REPUBLIKA.CO.ID, GUNUNG KIDUL -- Pemudik membanjiri pusat oleh-oleh tiwul dan gatot di Jalan Wonosari-Baron Kabupaten Gunung Kidul, Daerah Istimewa Yogyakarta, dan memborong makanan khas wilayah ini. Meskipun sudah lama hidup merantau dan sukses meniti karier di berbagai kota, tetapi bagi sebagian besar warga Gunung Kidul tetap tidak bisa melupakan makanan khas berupa tiwul dan gatot.
Ketika mereka mudik lebaran, maka dagangan tiwul dan gatot ikut diborong untuk menjadi salah satu oleh-oleh. Salah satu warung yang khusus menyediakan tiwul dan gatot adalah warung Pak Lambang yang terletak di pinggir jalan besar Wonosari-Baron, tepatnya di Jalan Baron Km 4, Desa Karangrejek, Kecamatan Wonosari. Pada lebaran ini, warung Pak Lambang dipadati pembeli, terutama para pemudik untuk dibawa ke kota sebagai oleh-oleh.
Warung satu-satunya yang secara khusus menyediakan makanan khas Gunung Kidul pascalebaran ini setiap harinya dibanjiri pembeli. Dengan harga antara Rp 12 ribu hingga Rp 15 ribu untuk gatot maupun tiwul, pembeli sudah mendapat satu besek. "Kalau lebaran ini setiap harinya laku lebih 300 dus besek. Padahal hari biasa rata-rata hanya 30 besek," kata pemilik toko tiwul Agus Lambang di Gunung Kidul, Selasa (27/6).
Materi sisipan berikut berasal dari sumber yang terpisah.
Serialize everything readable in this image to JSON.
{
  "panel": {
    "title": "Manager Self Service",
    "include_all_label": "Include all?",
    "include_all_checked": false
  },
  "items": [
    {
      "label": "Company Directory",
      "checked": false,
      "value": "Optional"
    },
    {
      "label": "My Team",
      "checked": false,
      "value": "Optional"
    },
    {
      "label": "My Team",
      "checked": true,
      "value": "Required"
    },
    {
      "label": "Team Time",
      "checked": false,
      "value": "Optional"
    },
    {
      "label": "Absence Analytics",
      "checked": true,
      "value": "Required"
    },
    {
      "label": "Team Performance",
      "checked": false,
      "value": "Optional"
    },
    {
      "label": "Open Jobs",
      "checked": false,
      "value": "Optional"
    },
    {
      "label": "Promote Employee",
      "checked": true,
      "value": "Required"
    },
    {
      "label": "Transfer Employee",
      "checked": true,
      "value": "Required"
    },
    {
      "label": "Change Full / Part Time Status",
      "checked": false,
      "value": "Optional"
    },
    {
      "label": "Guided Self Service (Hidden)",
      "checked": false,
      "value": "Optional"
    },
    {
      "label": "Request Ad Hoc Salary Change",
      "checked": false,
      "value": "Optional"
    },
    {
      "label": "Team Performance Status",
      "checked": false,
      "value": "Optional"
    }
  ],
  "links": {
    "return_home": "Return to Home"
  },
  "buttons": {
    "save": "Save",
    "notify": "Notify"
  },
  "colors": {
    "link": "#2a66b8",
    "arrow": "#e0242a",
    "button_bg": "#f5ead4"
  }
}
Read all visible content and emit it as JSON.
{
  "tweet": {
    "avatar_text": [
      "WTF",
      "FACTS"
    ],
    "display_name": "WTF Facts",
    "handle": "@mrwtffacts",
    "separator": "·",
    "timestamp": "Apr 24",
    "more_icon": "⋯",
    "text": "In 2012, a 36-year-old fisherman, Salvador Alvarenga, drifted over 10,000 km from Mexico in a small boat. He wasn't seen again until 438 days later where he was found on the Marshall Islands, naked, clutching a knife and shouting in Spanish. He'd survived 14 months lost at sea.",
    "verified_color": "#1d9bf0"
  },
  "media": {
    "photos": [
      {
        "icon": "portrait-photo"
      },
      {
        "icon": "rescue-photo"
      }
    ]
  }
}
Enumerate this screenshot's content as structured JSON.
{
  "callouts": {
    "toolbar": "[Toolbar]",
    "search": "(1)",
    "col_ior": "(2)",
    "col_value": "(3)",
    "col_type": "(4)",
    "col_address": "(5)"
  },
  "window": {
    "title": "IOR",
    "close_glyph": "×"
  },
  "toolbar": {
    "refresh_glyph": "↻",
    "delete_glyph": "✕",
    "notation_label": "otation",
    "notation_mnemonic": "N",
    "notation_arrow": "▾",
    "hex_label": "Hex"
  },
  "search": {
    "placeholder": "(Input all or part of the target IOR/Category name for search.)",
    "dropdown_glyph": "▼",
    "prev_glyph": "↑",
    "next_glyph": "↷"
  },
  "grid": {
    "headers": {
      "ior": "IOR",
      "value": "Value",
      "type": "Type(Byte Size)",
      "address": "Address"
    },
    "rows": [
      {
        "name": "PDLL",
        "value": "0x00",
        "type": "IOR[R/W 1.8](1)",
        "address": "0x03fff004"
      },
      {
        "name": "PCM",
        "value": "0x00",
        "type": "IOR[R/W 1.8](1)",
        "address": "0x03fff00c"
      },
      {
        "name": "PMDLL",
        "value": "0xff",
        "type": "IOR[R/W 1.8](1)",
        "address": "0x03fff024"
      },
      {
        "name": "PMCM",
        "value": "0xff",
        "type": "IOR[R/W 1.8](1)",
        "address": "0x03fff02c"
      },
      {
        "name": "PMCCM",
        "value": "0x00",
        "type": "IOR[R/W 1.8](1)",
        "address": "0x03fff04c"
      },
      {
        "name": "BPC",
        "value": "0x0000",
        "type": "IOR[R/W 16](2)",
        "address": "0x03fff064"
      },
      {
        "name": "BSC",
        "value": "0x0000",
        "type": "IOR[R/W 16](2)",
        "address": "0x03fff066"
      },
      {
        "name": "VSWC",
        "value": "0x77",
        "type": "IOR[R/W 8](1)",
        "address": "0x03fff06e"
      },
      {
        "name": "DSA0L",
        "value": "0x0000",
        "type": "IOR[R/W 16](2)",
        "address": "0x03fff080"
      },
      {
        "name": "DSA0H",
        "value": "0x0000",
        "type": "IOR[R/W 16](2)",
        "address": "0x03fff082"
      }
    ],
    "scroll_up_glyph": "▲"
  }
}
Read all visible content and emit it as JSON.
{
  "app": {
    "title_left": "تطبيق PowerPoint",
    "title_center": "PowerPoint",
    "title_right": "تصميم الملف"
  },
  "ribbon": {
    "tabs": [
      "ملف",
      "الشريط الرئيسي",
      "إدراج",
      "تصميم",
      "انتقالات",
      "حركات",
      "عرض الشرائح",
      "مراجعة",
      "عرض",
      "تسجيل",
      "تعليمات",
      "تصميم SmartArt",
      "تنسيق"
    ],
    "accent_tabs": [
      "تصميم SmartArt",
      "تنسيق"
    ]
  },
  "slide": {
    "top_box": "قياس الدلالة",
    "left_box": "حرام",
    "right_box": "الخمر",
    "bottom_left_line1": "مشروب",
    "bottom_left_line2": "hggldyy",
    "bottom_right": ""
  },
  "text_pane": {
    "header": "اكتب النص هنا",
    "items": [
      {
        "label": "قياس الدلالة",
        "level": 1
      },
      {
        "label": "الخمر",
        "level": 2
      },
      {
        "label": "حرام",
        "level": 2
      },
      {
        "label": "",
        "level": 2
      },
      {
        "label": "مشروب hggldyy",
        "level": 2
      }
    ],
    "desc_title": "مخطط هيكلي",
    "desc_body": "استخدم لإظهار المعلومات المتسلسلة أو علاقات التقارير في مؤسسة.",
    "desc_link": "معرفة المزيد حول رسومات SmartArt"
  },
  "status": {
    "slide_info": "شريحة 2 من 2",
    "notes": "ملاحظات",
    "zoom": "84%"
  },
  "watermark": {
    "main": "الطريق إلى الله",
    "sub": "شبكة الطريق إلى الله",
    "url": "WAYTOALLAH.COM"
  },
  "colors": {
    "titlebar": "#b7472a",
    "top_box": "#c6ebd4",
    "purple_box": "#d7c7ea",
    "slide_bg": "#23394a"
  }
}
Meskipun banyak pembeli, tetapi diakui warung khusus oleh-oleh ini tidak menaikkan harga. "Harga biasa, tidak naik. Mereka yang datang ke sini umumnya sudah pelanggan lama. Setiap pulang lebaran, mereka mampir untuk oleh-oleh saudaranya atau temannya di kota," katanya.
Baginya untuk membuat tiwul dan gatot yang menjadi dagangannya juga tidak terlalu sulit. "Semua bahan baku dari Gunung Kidul," katanya.
Tiwul atau gatot yang dibuat juga disesuaikan pesanan konsumen, dengan rasa original tepung ketela dicampur gula jawa, rasa nangka, rasa keju, rasa pandan, rasa kopi, dan coklat. Tiwul atau gatot yang dikemas dalam dus terbuat dari bok sesuai selera pembeli, asin atau manis, selanjutnya diberi parutan kelapa.
Proses pemasakan yang sempurna dengan kayu bakar, dan tanpa pengawet hanya bisa bertahan satu hari. Jika dimasukkan ke dalam kulkas bisa dua hari. "Sehingga kalau hanya dibawa ke Jakarta atau luar Jawa, bisa membawa tiwul dan gatot instan, karena kami tak menggunakan pengawet," katanya.
Agus mengatakan untuk musim lebaran pihaknya menyiapkan lima kwintal untuk seminggu pembuatan tiwul dan gatot. "Paling laku rasa original," katanya.
Sementara salah seorang pembeli asal Solo, Jarot mengaku memilih membeli tiwul dan belalang. "Untuk oleh-oleh dan dimakan sendiri," katanya.